In classical geometry why is a line considered to be parallel to itself?
The idea is that you want "parallel" to define equivalence classes (called "pencils", cf. Coxeter, Projective Geometry, and Artin, Geometric Algebra), which require the defining relationship to be an equivalence relationship: reflexive, symmetric, and transitive. Those classes then have some nifty uses, like defining projective space by adding a point at infinity for each pencil (which is the considered to be on each of those lines) and a line at infinity for each class of parallel planes (this line containing all the points at infinity corresponding to the pencils of lines in that class of planes).

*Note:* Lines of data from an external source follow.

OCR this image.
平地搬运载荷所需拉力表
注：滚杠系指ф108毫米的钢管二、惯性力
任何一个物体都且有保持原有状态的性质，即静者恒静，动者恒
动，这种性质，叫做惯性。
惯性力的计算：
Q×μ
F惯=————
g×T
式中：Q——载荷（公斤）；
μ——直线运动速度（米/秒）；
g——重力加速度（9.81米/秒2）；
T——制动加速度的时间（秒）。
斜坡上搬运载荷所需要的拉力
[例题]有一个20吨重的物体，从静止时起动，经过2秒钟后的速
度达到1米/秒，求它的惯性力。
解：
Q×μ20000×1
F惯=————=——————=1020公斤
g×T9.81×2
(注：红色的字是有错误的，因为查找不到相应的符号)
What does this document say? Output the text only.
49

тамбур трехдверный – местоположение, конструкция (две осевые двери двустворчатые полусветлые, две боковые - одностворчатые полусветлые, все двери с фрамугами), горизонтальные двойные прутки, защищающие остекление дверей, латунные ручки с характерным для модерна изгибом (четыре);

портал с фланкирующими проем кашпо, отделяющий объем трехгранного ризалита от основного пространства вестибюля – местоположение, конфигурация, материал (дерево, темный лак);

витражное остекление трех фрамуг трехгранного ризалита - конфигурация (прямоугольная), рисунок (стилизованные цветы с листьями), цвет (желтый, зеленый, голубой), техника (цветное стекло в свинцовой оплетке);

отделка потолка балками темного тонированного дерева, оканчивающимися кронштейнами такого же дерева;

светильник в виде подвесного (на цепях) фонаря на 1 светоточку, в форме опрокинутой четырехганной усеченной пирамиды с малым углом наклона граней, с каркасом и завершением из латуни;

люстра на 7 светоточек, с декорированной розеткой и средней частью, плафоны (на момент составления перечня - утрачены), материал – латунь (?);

Also, you were already going to have to rethink the definition of "parallel" as having no points in common, if you are going to do solid geometry. Parallel lines also need to be coplanar...i.e., there need to be two other lines that intersect each other and that each intersect the parallel lines (five distinct points of intersection). Lines that are not coplanar are called "skew" not "parallel".
If two lines are both parallel to a third line, they should be parallel to each other, even if they are the same line.
This is also quite natural when starting from the definition in a metric space:
Two lines $a$ and $b$ are parallel if for every point $p\in a$, the distance from $p$ to $b$ is the same.
Then, $a$ is parallel to itself because for every point $p\in a$, the distance to $a$ is zero.